CONCURRENT - LUKE PARNELL & VANESSA ARNOLD

These two works by Vanessa Arnold and Luke Parnell are clever ruminations on pop-culture and Northwest Coast Art and Art Exhibitions, Art History, and oh so much more. What is not to like when you are confronted by Cinderella yielding a scythe and a my little pony drummer? 


Luke Parnell
I have many artist friends and my practice has little in common with all of them.  The contemporary in my practice is to contemporary for my NWC friends and the NWC in my practice is too NWC for my contemporary friends.  However, Beat Nation was a little outside my normal mode of creation.  It references popular culture and NWC art history and critical theory.  I have only one friend who's practice would be in conversation with this artwork, Vanessa Arnold.   Her work is witty and dense, it is ripe with references to popular culture both mainstream and obscure. References to art history and critical theory can also be found in her mark making and sculpture.
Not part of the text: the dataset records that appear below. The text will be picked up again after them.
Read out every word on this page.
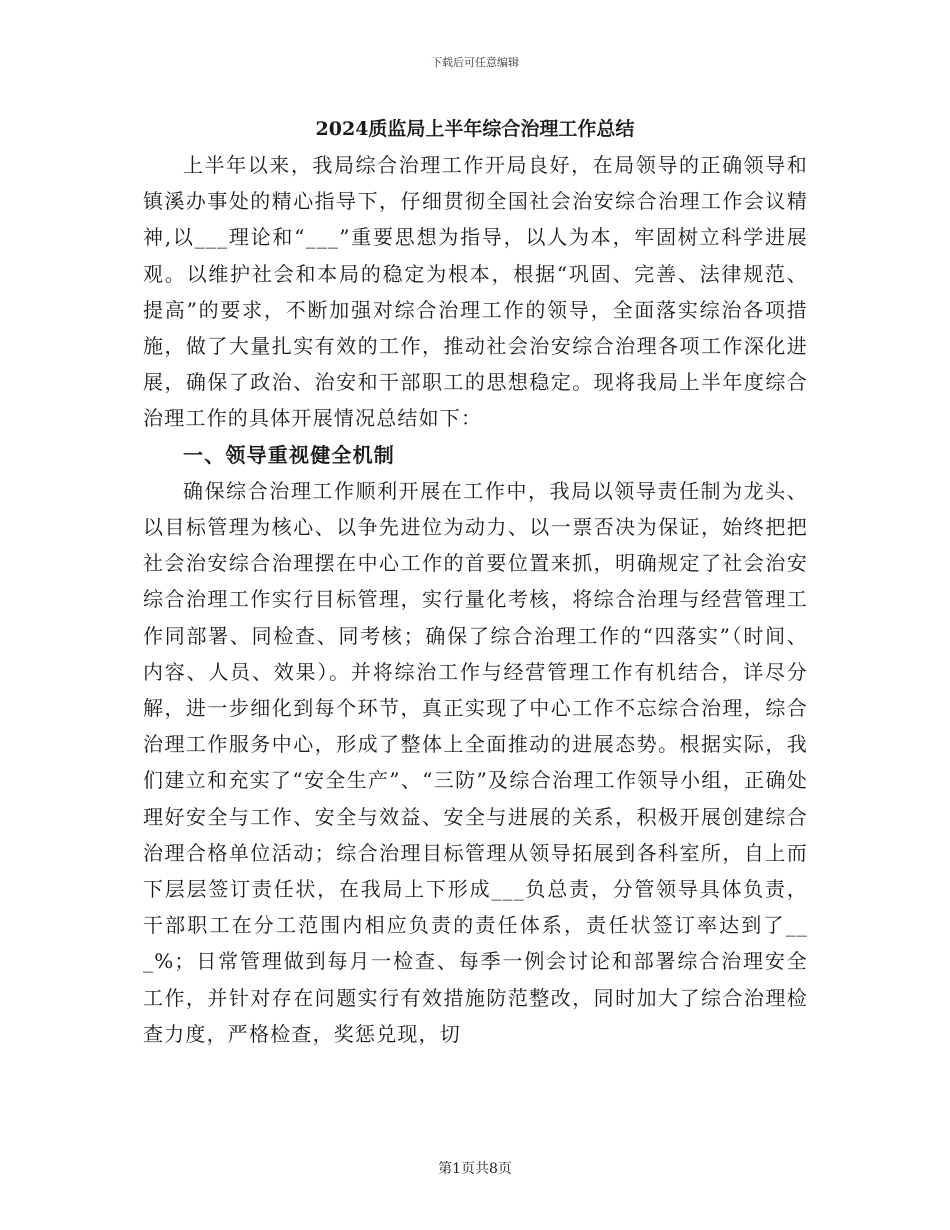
下载后可任意编辑
2024质监局上半年综合治理工作总结

上半年以来，我局综合治理工作开局良好，在局领导的正确领导和镇溪办事处的精心指导下，仔细贯彻全国社会治安综合治理工作会议精神,以___理论和“___”重要思想为指导，以人为本，牢固树立科学进展观。以维护社会和本局的稳定为根本，根据“巩固、完善、法律规范、提高”的要求，不断加强对综合治理工作的领导，全面落实综治各项措施，做了大量扎实有效的工作，推动社会治安综合治理各项工作深化进展，确保了政治、治安和干部职工的思想稳定。现将我局上半年度综合治理工作的具体开展情况总结如下：

一、领导重视健全机制

确保综合治理工作顺利开展在工作中，我局以领导责任制为龙头、以目标管理为核心、以争先进位为动力、以一票否决为保证，始终把把社会治安综合治理摆在中心工作的首要位置来抓，明确规定了社会治安综合治理工作实行目标管理，实行量化考核，将综合治理与经营管理工作同部署、同检查、同考核；确保了综合治理工作的“四落实”（时间、内容、人员、效果）。并将综治工作与经营管理工作有机结合，详尽分解，进一步细化到每个环节，真正实现了中心工作不忘综合治理，综合治理工作服务中心，形成了整体上全面推动的进展态势。根据实际，我们建立和充实了“安全生产”、“三防”及综合治理工作领导小组，正确处理好安全与工作、安全与效益、安全与进展的关系，积极开展创建综合治理合格单位活动；综合治理目标管理从领导拓展到各科室所，自上而下层层签订责任状，在我局上下形成___负总责，分管领导具体负责，干部职工在分工范围内相应负责的责任体系，责任状签订率达到了___%；日常管理做到每月一检查、每季一例会讨论和部署综合治理安全工作，并针对存在问题实行有效措施防范整改，同时加大了综合治理检查力度，严格检查，奖惩兑现，切

第1页共8页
Beat Nation is part of a series of eight paintings exploring the exhibition history of Northern Northwest Coast (NWC) Aboriginal art.  The eight works in this series and their respective exhibitions are; The Arts of the Raven, The Legacy, Robes of Power, Down from the Shimmering Sky, The Transforming Image, Raven Traveling, Challenging Traditions and Beat Nation. Each artwork in the series appropriates heavily from the exhibition that it explores. The creation and methodology behind this series of paintings enables the work to explore notions of appropriation, authenticity and what is considered sacrosanct.

Luke Parnell, Beat Nation, 2013

Vanessa Arnold 
My artwork is rooted in concept, and spans across media, encompassing mixed media sculpture, drawing, photography, animation, interactive public art, and social media. I am drawn to multiple materials and the aesthetic and cultural significance they can convey. I believe strongly in the handmade, the use of craft, and the ability to see the artist’s hand in the work. I frequently employ labour intensive methods of creating, and work with a painstaking attention to detail. I also enjoy working with shop technologies, woodworking and metalworking. The themes and concepts I explore are drawn from a combination of personal experience and critical theory. My work currently engages with feminism, pop culture, dark humour, analytic philosophy and the philosophy of language, obfuscation, obsolescence, military code, and failure.